1. Israeli Company Incorporation
A company is a legal entity in its own right. So, the first step of setting up a company in Israel, is to submit an incorporation application to the Israeli Registrar of Companies. A lawyer or accountant can do this for you. Once the application has been approved, the Registrar of Companies will issue a Certificate of Incorporation and an ID number for the new company.
2. Opening a bank account
Once the company has been registered, it’s time to open a bank account. Without a bank account, the company can’t register with the Tax Authorities and begin trading. If you’re company will have international transactions, make sure to choose a bank which can care for those requirements.
You’ll need to provide several documents during the process of opening a company bank account in Israel. In addition to the FATCA & CRS forms, you’ll need to provide several documents certified by an Israeli lawyer. As you’ll need to stamp the relevant forms with the company stamp make sure to purchase this in advance.

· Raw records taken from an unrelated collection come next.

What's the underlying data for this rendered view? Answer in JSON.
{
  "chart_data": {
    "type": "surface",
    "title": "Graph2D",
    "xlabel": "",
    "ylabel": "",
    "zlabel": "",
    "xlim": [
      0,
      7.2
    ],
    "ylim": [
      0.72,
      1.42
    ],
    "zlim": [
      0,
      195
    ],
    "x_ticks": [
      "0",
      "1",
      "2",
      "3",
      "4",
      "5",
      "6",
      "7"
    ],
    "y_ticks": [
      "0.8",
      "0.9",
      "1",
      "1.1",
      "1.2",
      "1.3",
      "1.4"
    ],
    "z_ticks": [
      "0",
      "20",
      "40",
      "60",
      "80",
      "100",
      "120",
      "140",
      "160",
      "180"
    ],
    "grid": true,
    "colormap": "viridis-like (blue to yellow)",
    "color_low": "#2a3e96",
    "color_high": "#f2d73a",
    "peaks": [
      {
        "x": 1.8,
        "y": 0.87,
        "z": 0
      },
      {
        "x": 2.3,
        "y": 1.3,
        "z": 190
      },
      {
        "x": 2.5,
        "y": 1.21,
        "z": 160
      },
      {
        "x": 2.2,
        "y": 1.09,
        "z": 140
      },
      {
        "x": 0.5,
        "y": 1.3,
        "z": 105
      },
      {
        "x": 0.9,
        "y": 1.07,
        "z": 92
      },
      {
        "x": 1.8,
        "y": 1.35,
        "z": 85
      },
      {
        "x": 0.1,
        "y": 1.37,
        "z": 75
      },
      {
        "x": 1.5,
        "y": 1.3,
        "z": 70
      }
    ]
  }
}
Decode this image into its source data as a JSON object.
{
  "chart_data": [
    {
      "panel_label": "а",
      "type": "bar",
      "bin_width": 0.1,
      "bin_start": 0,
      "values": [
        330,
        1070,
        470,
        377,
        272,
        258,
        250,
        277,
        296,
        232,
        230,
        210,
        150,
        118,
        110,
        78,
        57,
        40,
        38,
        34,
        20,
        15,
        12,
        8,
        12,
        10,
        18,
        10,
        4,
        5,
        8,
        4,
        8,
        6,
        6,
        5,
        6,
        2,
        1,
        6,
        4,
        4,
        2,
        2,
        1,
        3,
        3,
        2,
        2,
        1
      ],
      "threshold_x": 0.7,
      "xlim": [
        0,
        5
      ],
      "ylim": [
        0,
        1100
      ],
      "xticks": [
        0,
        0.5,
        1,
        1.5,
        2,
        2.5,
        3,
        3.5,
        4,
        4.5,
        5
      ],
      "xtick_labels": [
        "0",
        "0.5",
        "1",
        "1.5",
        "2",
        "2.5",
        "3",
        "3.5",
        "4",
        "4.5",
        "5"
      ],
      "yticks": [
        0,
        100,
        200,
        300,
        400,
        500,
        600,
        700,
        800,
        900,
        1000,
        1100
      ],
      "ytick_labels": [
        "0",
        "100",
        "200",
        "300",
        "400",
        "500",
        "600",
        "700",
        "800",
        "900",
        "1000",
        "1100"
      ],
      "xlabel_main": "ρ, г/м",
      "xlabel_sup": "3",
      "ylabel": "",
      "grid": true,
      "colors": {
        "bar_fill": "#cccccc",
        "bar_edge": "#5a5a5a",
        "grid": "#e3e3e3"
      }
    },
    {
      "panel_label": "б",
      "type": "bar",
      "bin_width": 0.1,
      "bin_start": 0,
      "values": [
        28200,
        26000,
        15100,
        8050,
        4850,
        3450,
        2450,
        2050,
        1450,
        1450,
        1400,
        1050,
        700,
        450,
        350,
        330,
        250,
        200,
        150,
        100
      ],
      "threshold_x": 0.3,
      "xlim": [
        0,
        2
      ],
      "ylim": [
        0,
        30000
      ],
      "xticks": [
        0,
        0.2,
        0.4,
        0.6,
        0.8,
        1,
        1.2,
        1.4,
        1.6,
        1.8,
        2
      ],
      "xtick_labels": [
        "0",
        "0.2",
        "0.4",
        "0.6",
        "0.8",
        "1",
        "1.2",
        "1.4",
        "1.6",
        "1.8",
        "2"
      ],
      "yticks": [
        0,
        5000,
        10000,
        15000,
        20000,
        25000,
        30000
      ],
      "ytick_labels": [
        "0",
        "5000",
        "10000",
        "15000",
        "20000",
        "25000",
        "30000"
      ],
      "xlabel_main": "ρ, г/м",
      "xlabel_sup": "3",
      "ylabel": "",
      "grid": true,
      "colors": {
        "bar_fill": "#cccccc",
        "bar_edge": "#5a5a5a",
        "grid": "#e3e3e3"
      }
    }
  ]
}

3. Registering an Israeli company with the Tax Authorities
Only after the company incorporation and the opening of the bank account, can an application for the tax registrations be submitted. The application should ideally be done by an accountant and will usually cover all the relevant tax offices – Corporation Tax, VAT, Tax Deductions (Payroll etc.), and Bituach Leumi.
You’ll need to provide a confirmation of bank account ownership and a contract with a supplier or customer. This shows the Tax Authority that the company has intentions of trade.
As a result of this three stage process, registering a company in Israel can take some time. As you’re not allowed to trade before you’re registered, it’s advised to plan in advance and register as early as possible.
How much tax do Israeli companies pay?
Just like individuals, companies also need to pay tax on their profits. The rate of tax for Israeli companies is currently 23% (2022). In addition to corporation tax, when the individual shareholder withdraws profits, they’ll pay a dividend tax at a rate of up to 30%. Often, shareholders withdraw payments from the company in the form of a salary. This is treated as an expense to the company and will allow the shareholder to make use of the lower tax rates available to individuals.